Se pondrán en marcha en busca de amistades o familiares, o simplemente de un lugar donde no haga frío. En algunos casos, cruzarán todo el continente.

Todas y todos contarán los kilómetros que se irán desplegando como un rollo de película. Cantinas de comida rápida y centros comerciales.

Campos dormidos bajo la escarcha. Concesionarios de automóviles, megaiglesias y cantinas abiertas toda la noche. Llanuras uniformes.

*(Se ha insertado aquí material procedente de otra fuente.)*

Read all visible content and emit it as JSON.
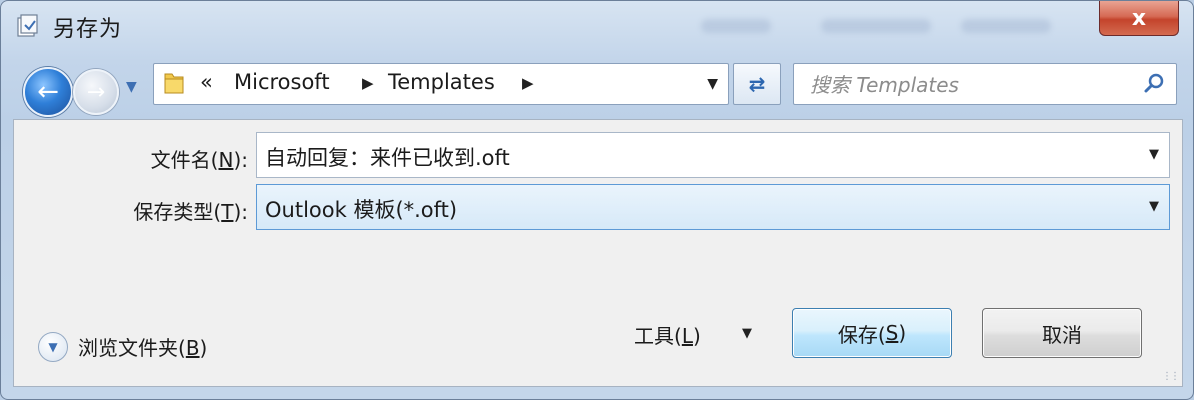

Corrales de engorde, fábricas desocupadas, parcelaciones y grandes bloques de almacenes. Montañas nevadas.

Los paisajes que flanquean la carretera se van sucediendo a lo largo del día y mientras cae la noche, hasta que les vence la fatiga. Con ojos soñolientos, buscan un lugar donde detenerse a descansar.

En los aparcamientos de los grandes hipermercados Walmart. En las calles tranquilas de los barrios del extrarradio.

En las áreas de descanso para camiones, acunados por el ronroneo de motores ociosos. Luego, de madrugada —antes de que nadie advierta su presencia—, vuelven a la carretera. Siguen adelante, reconfortados por una certeza.

Un aparcamiento es el único espacio libre y gratuito que aún queda en Estados Unidos.